The concentration of steroid hormones in the circulation that are unbound to carrier proteins, such as Sex Hormone-Binding Globulin (SHBG) or albumin, and are therefore freely available to diffuse into target cells and exert their biological effects. Only the unbound fraction, often referred to as “free hormone,” is considered bioactive and capable of initiating endocrine signaling.

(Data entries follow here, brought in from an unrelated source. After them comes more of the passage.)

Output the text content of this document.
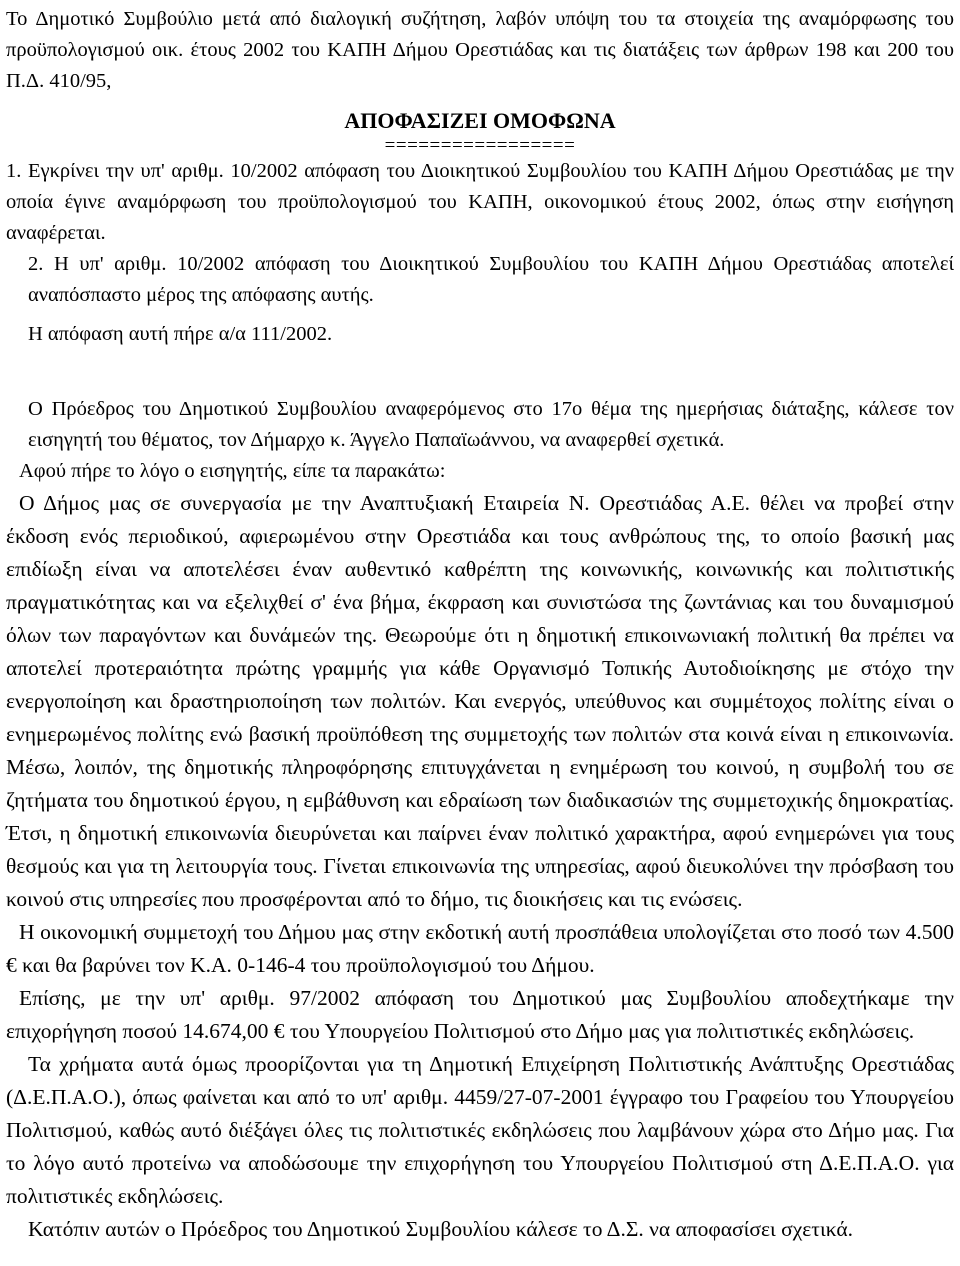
Το Δημοτικό Συμβούλιο μετά από διαλογική συζήτηση, λαβόν υπόψη του τα στοιχεία της αναμόρφωσης του προϋπολογισμού οικ. έτους 2002 του ΚΑΠΗ Δήμου Ορεστιάδας και τις διατάξεις των άρθρων 198 και 200 του Π.Δ. 410/95,

ΑΠΟΦΑΣΙΖΕΙ ΟΜΟΦΩΝΑ

=================

1. Εγκρίνει την υπ' αριθμ. 10/2002 απόφαση του Διοικητικού Συμβουλίου του ΚΑΠΗ Δήμου Ορεστιάδας με την οποία έγινε αναμόρφωση του προϋπολογισμού του ΚΑΠΗ, οικονομικού έτους 2002, όπως στην εισήγηση αναφέρεται.

2. Η υπ' αριθμ. 10/2002 απόφαση του Διοικητικού Συμβουλίου του ΚΑΠΗ Δήμου Ορεστιάδας αποτελεί αναπόσπαστο μέρος της απόφασης αυτής.

Η απόφαση αυτή πήρε α/α 111/2002.

Ο Πρόεδρος του Δημοτικού Συμβουλίου αναφερόμενος στο 17ο θέμα της ημερήσιας διάταξης, κάλεσε τον εισηγητή του θέματος, τον Δήμαρχο κ. Άγγελο Παπαϊωάννου, να αναφερθεί σχετικά.

Αφού πήρε το λόγο ο εισηγητής, είπε τα παρακάτω:

Ο Δήμος μας σε συνεργασία με την Αναπτυξιακή Εταιρεία Ν. Ορεστιάδας Α.Ε. θέλει να προβεί στην έκδοση ενός περιοδικού, αφιερωμένου στην Ορεστιάδα και τους ανθρώπους της, το οποίο βασική μας επιδίωξη είναι να αποτελέσει έναν αυθεντικό καθρέπτη της κοινωνικής, κοινωνικής και πολιτιστικής πραγματικότητας και να εξελιχθεί σ' ένα βήμα, έκφραση και συνιστώσα της ζωντάνιας και του δυναμισμού όλων των παραγόντων και δυνάμεών της. Θεωρούμε ότι η δημοτική επικοινωνιακή πολιτική θα πρέπει να αποτελεί προτεραιότητα πρώτης γραμμής για κάθε Οργανισμό Τοπικής Αυτοδιοίκησης με στόχο την ενεργοποίηση και δραστηριοποίηση των πολιτών. Και ενεργός, υπεύθυνος και συμμέτοχος πολίτης είναι ο ενημερωμένος πολίτης ενώ βασική προϋπόθεση της συμμετοχής των πολιτών στα κοινά είναι η επικοινωνία. Μέσω, λοιπόν, της δημοτικής πληροφόρησης επιτυγχάνεται η ενημέρωση του κοινού, η συμβολή του σε ζητήματα του δημοτικού έργου, η εμβάθυνση και εδραίωση των διαδικασιών της συμμετοχικής δημοκρατίας. Έτσι, η δημοτική επικοινωνία διευρύνεται και παίρνει έναν πολιτικό χαρακτήρα, αφού ενημερώνει για τους θεσμούς και για τη λειτουργία τους. Γίνεται επικοινωνία της υπηρεσίας, αφού διευκολύνει την πρόσβαση του κοινού στις υπηρεσίες που προσφέρονται από το δήμο, τις διοικήσεις και τις ενώσεις.

Η οικονομική συμμετοχή του Δήμου μας στην εκδοτική αυτή προσπάθεια υπολογίζεται στο ποσό των 4.500 € και θα βαρύνει τον Κ.Α. 0-146-4 του προϋπολογισμού του Δήμου.

Επίσης, με την υπ' αριθμ. 97/2002 απόφαση του Δημοτικού μας Συμβουλίου αποδεχτήκαμε την επιχορήγηση ποσού 14.674,00 € του Υπουργείου Πολιτισμού στο Δήμο μας για πολιτιστικές εκδηλώσεις.

Τα χρήματα αυτά όμως προορίζονται για τη Δημοτική Επιχείρηση Πολιτιστικής Ανάπτυξης Ορεστιάδας (Δ.Ε.Π.Α.Ο.), όπως φαίνεται και από το υπ' αριθμ. 4459/27-07-2001 έγγραφο του Γραφείου του Υπουργείου Πολιτισμού, καθώς αυτό διέξάγει όλες τις πολιτιστικές εκδηλώσεις που λαμβάνουν χώρα στο Δήμο μας. Για το λόγο αυτό προτείνω να αποδώσουμε την επιχορήγηση του Υπουργείου Πολιτισμού στη Δ.Ε.Π.Α.Ο. για πολιτιστικές εκδηλώσεις.

Κατόπιν αυτών ο Πρόεδρος του Δημοτικού Συμβουλίου κάλεσε το Δ.Σ. να αποφασίσει σχετικά.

This measurement provides a more accurate reflection of hormonal impact than total hormone levels.
Origin
This concept emerged from clinical endocrinology and pharmacology to explain the discrepancy between total measured hormone levels and the actual clinical manifestation of hormonal status. The understanding of transport proteins and their binding affinities was crucial in establishing the physiological relevance of the free hormone hypothesis. It is a cornerstone in the accurate diagnosis of androgen and estrogen deficiencies or excesses.
Mechanism
Steroid hormones, being lipid-soluble, require carrier proteins for transport in the aqueous blood plasma. SHBG and albumin bind a large percentage of these steroids, rendering them temporarily inactive. The mechanism of availability is governed by the equilibrium between bound and unbound fractions, which is highly sensitive to the concentration of carrier proteins and their binding capacity. Changes in SHBG levels, often influenced by liver function or insulin status, directly modulate the quantity of bioactive steroid available to tissues.